TLUCEK: Everyone's wanting to do the right thing. And even the police are wanting to do the right thing, I believe, in our area. But there's so many things going on that are not right, that you're, you're trying, you have to be careful, because you don't know who people really are sometimes.

The Tluceks were happy to see a police presence by the airport. The police talked to their driver.

TLUCEK: I think we were probably there two or three minutes. And then they just allowed us to pass on through.

They passed by burnt tires and buildings riddled with bullet holes, but they didn’t see anyone else until they arrived at the church.

Security let them into the compound and they found benches to sit on outside. Everyone’s shoulders relaxed. They’d made it.

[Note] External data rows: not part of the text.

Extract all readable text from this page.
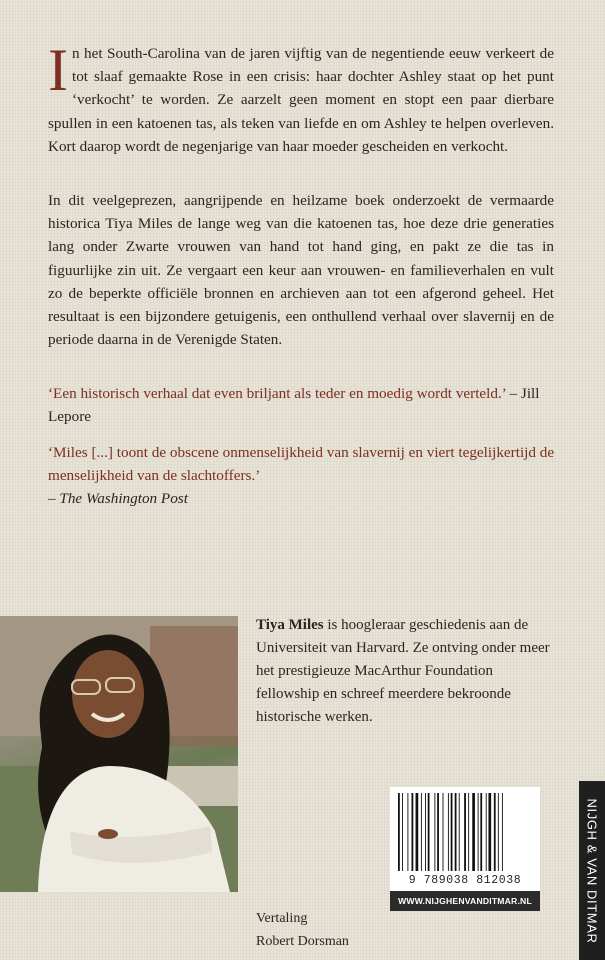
In het South-Carolina van de jaren vijftig van de negentiende eeuw verkeert de tot slaaf gemaakte Rose in een crisis: haar dochter Ashley staat op het punt ‘verkocht’ te worden. Ze aarzelt geen moment en stopt een paar dierbare spullen in een katoenen tas, als teken van liefde en om Ashley te helpen overleven. Kort daarop wordt de negenjarige van haar moeder gescheiden en verkocht.
In dit veelgeprezen, aangrijpende en heilzame boek onderzoekt de vermaarde historica Tiya Miles de lange weg van die katoenen tas, hoe deze drie generaties lang onder Zwarte vrouwen van hand tot hand ging, en pakt ze die tas in figuurlijke zin uit. Ze vergaart een keur aan vrouwen- en familieverhalen en vult zo de beperkte officiële bronnen en archieven aan tot een afgerond geheel. Het resultaat is een bijzondere getuigenis, een onthullend verhaal over slavernij en de periode daarna in de Verenigde Staten.
‘Een historisch verhaal dat even briljant als teder en moedig wordt verteld.’ – Jill Lepore
‘Miles [...] toont de obscene onmenselijkheid van slavernij en viert tegelijkertijd de menselijkheid van de slachtoffers.’
– The Washington Post
Tiya Miles is hoogleraar geschiedenis aan de Universiteit van Harvard. Ze ontving onder meer het prestigieuze MacArthur Foundation fellowship en schreef meerdere bekroonde historische werken.
Vertaling
Robert Dorsman
9 789038 812038
WWW.NIJGHENVANDITMAR.NL	NIJGH & VAN DITMAR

The team told them where they needed to be for pick up and then nothing.

5:00, the original meeting time, came and went. Then 6:00. Then 7:00. It was getting close to sunrise.

If the team didn’t come, they would have to drive back through unsafe streets in the daylight.

TLUCEK: You don't actually know everything that's going on on the other side, like, are they still coming?

The Tluceks were the point of contact, but they also didn’t want to be annoying.

TLUCEK: It was probably around 7:30 or so that I think I may have said is everything going okay? We're not complaining. We just want to try to manage expectations, the best way possible.

The evacuation team replied they would be there at 9:15.

TLUCEK: As soon as that came through, you could see, just physically, everybody relaxed, “Okay, everything's fine. They’re still coming.”

Once the helicopter touched down, they would have two minutes to board before they needed to take off again. So they figured out where they would sit and lined up.

The helicopter landed on time, they boarded, and they were finally on their way to Santo Domingo in the Dominican Republic.

Once there, the Tluceks met up with some friends in the area and other people boarded flights home. The Tluceks booked a flight to Fort Lauderdale on Wednesday. After that, they’ll probably go back to Idaho, but they don’t really know.

TLUCEK: The first 24 hours were really hard for us, like, did we actually make the right decision to get on that helicopter? But you're thinking, maybe someone else should have been on there. Or maybe it still would have been best if we stayed. I don't know how this is all going to play out. But we just have to trust - God put us there and then God took us out. And really we are putting our trust in Him to have us be where we're supposed to be even when it doesn't make sense to us.

Reporting for WORLD, I’m Mary Muncy.